Based on the above conduct, the information charges one count of conspiracy to violate the FCPA.

DPA

The DOJ’s charges against BizJet were resolved via a deferred prosecution agreement.  Pursuant to the DPA, BizJet admitted, accepted, and acknowledged that it was responsible for the acts of its officers, directors, employees and agents as charged in the Information.

The term of the DPA is three years and its states that the DOJ entered into the agreement based on the following facts:  “(a) following discovery of the FCPA violations during the course of an internal audit of the implementation of enhanced compliance related to third-party consultants, BizJet initiated an internal investigation and voluntarily disclosed to the DOJ the misconduct …; (b) BizJet’s cooperation has been extraordinary, including conducting an extensive internal investigation, voluntarily making U.S. and foreign employees available for interviews, and collecting, analyzing, and organizing voluminous evidence and information for the DOJ; (c) BizJet has engaged in extensive remediation, including terminating the officers and employees responsible for the corrupt payments, enhancing its due diligence protocol for third-party agents and consultants, and instituting heightened review of proposals and other transactional documents for all BizJet contracts; (d) BizJet has committed to continue to enhance its compliance program and internal controls, including ensuring that its compliance program satisfies the minimum elements set forth in the” corporate compliance program set forth in an attachment to the DPA; and (e) “BizJet has agreed to continue to cooperate with the DOJ in any ongoing investigation of the conduct of BizJet and its officers, directors, employees, agents, and consultants relating to violations of the FCPA.”  With so many executives generically identified in the information as being involved in the improper conduct, it will be interesting to see whether individual FCPA prosecutions are forthcoming.

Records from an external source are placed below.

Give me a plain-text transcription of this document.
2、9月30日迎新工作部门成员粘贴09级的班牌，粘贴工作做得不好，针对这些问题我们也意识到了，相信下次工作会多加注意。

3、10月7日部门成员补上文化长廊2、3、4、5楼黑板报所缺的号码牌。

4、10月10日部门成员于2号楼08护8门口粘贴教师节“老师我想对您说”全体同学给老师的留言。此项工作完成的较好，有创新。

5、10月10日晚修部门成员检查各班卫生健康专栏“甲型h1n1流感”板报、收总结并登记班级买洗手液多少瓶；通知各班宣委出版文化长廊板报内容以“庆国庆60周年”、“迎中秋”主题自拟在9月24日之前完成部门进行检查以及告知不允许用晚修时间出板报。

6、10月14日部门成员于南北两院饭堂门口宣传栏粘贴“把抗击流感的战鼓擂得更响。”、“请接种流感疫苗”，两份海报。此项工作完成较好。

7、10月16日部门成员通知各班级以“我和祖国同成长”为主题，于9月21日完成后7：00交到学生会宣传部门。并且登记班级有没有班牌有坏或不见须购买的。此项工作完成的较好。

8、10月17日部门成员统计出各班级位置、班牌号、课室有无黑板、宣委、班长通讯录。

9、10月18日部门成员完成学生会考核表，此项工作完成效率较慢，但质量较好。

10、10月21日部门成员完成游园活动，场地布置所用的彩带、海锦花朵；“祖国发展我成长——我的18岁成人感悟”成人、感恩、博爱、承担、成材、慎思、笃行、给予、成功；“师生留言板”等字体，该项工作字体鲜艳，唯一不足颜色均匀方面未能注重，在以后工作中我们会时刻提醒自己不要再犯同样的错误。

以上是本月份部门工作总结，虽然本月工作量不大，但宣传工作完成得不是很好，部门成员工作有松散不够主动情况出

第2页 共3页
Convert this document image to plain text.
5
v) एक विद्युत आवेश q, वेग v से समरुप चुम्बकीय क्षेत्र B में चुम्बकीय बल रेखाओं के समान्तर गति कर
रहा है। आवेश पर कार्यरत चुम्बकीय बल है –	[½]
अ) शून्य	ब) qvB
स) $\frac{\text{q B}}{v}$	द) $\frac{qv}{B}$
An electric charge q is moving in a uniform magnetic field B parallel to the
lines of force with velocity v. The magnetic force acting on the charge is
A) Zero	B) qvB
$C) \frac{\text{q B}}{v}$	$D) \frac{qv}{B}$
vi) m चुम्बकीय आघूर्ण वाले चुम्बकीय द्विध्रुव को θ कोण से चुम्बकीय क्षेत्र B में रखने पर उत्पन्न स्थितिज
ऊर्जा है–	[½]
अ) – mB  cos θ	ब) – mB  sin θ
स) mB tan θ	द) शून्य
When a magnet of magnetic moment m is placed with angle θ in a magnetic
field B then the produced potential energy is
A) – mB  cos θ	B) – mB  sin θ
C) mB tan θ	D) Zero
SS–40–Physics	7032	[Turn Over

As detailed in the DPA, the advisory Sentencing Guidelines range for the criminal charge was $17.1 million – $34.2 million.  Pursuant to the DPA, BizJet agreed to pay $11.8 million (30% below the minimum amount suggested by the Guidelines).  The DPA states as follows.  “BizJet and the DOJ agree that this fine is appropriate given the facts and circumstances of this case, including the nature and extent of BizJet’s voluntary disclosure, extraordinary cooperation, and extensive remediation in this matter.”

Interestingly, the DPA was signed by the DOJ, BizJet and BizJet’s counsel – Jay Holtmeier (here – Wilmer Cutler Pickering Hale and Dorr) in late December 2011, but only made public yesterday.